Suppose
$$G={\rm Sym}_{{\rm fin}}(\Bbb{N}):=\{\sigma\in S_\Bbb N\mid \sigma(x)=x \text{ for all but finitely many } x\in \Bbb{N}\}.$$
Prove $G$ is not finitely generated.
My solution:
Suppose $G$ is finitely generated, hence $G=\langle S\rangle$ such that $S\subset G$.
Since $S$ is a finite subset and there are $\infty$ numbers in $\mathbb{N}$, there is $x_1\in \mathbb{N}$ such that $\sigma(x_1)=x_1 \forall \sigma\in S$, $\sigma$ is a permutation of $\mathbb{N} .$
Obviously $\forall \sigma\in \langle S\rangle, \sigma(x_1)=x_1.$
On other side, denote $x_2\in \mathbb{N}$.
$\sigma'$ is a permutation of $\mathbb{N}$ $$\sigma'= \begin{cases} x_2,& x=x_1;\\ x_1,& x=x_2;\\ x,& x\neq x_1,x_2;\\ \end{cases}$$
Obviously, $\sigma'\in G$, contradiction.
Hence, $G$ is not finitely generated.
Is my solution correct?
Your solution is correct, but here are just some comments on your proof:
(1) The symbol $\infty$ stands for infinity.
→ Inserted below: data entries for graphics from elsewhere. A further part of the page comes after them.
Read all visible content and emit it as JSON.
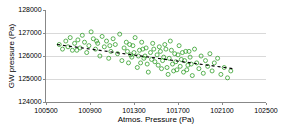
{
  "chart_data": {
    "type": "scatter",
    "x_label": "Atmos. Pressure (Pa)",
    "y_label": "GW pressure (Pa)",
    "xlim": [
      100500,
      102500
    ],
    "xticks": [
      100500,
      100900,
      101300,
      101700,
      102100,
      102500
    ],
    "ylim": [
      124000,
      128000
    ],
    "yticks": [
      124000,
      125000,
      126000,
      127000,
      128000
    ],
    "grid": true,
    "series": [
      {
        "type": "scatter",
        "marker": "circle-open",
        "color": "#33a02c",
        "x": [
          100620,
          100650,
          100680,
          100700,
          100720,
          100740,
          100760,
          100790,
          100810,
          100830,
          100850,
          100870,
          100890,
          100910,
          100930,
          100950,
          100970,
          100990,
          101010,
          101030,
          101050,
          101070,
          101090,
          101110,
          101130,
          101150,
          101170,
          101190,
          101210,
          101230,
          101250,
          101270,
          101290,
          101310,
          101330,
          101350,
          101370,
          101390,
          101410,
          101430,
          101450,
          101470,
          101490,
          101510,
          101530,
          101550,
          101570,
          101590,
          101610,
          101630,
          101650,
          101670,
          101690,
          101710,
          101730,
          101750,
          101770,
          101790,
          101810,
          101830,
          101850,
          101870,
          101890,
          101910,
          101930,
          101950,
          101970,
          101990,
          102010,
          102030,
          102060,
          102090,
          102120,
          102150,
          102180,
          101400,
          101420,
          101460,
          101480,
          101520,
          101540,
          101560,
          101580,
          101600,
          101620,
          101640,
          101660,
          101680,
          101700,
          101720,
          101740,
          101760,
          101780,
          101800,
          101820,
          101340,
          101360,
          101380,
          101300,
          101280,
          101260,
          101240,
          100960,
          100780,
          101080
        ],
        "values": [
          126500,
          126300,
          126650,
          126400,
          126800,
          126250,
          126550,
          126700,
          126350,
          126900,
          126600,
          126150,
          126450,
          127050,
          126750,
          126300,
          126550,
          126000,
          126850,
          126400,
          126650,
          125900,
          126200,
          126750,
          126500,
          126100,
          126950,
          125800,
          126350,
          126600,
          125700,
          126050,
          126450,
          126800,
          125500,
          126250,
          126600,
          125900,
          126350,
          125300,
          126150,
          126550,
          125750,
          126050,
          126400,
          125450,
          125950,
          126300,
          125200,
          126650,
          125650,
          126100,
          125400,
          126450,
          125850,
          125300,
          126200,
          125600,
          125950,
          125150,
          126300,
          125700,
          125450,
          126000,
          125250,
          125800,
          125550,
          126100,
          125350,
          125700,
          125900,
          125200,
          125500,
          125050,
          125350,
          126000,
          125650,
          125850,
          126300,
          125600,
          126200,
          125800,
          126500,
          125500,
          125900,
          126250,
          125350,
          125750,
          126050,
          125550,
          126150,
          125800,
          125400,
          126200,
          125650,
          126000,
          125700,
          126300,
          126150,
          125950,
          126500,
          126200,
          126650,
          126250,
          126450
        ]
      },
      {
        "type": "line",
        "line_style": "dot",
        "color": "#000000",
        "x": [
          100600,
          102200
        ],
        "values": [
          126500,
          125450
        ]
      }
    ]
  }
}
So for your second paragraph, you should write "there are infinitely many elements in $\mathbb{N}$", or, $|\mathbb{N}|=\infty$.
(2) On the fourth paragraph, you denote $x_2\in \mathbb{N}$. You should emphasize that $x_2\neq x_1$ so that you can construct a permutation $\sigma'$ later on in order to get a contradiction.
(3) The permutation $\sigma'$ should be written as $$\sigma'(x)= \begin{cases} x_2,& x=x_1;\\ x_1,& x=x_2;\\ x,& x\neq x_1,x_2;\\ \end{cases}$$
(4) Lastly, you may explain why you have the contradiction, which is because $\sigma'\in G$ implies that $\sigma'\in \langle S\rangle$ but $\sigma'(x_1)\neq x_1$, which is absurd due to your observation in third paragraph.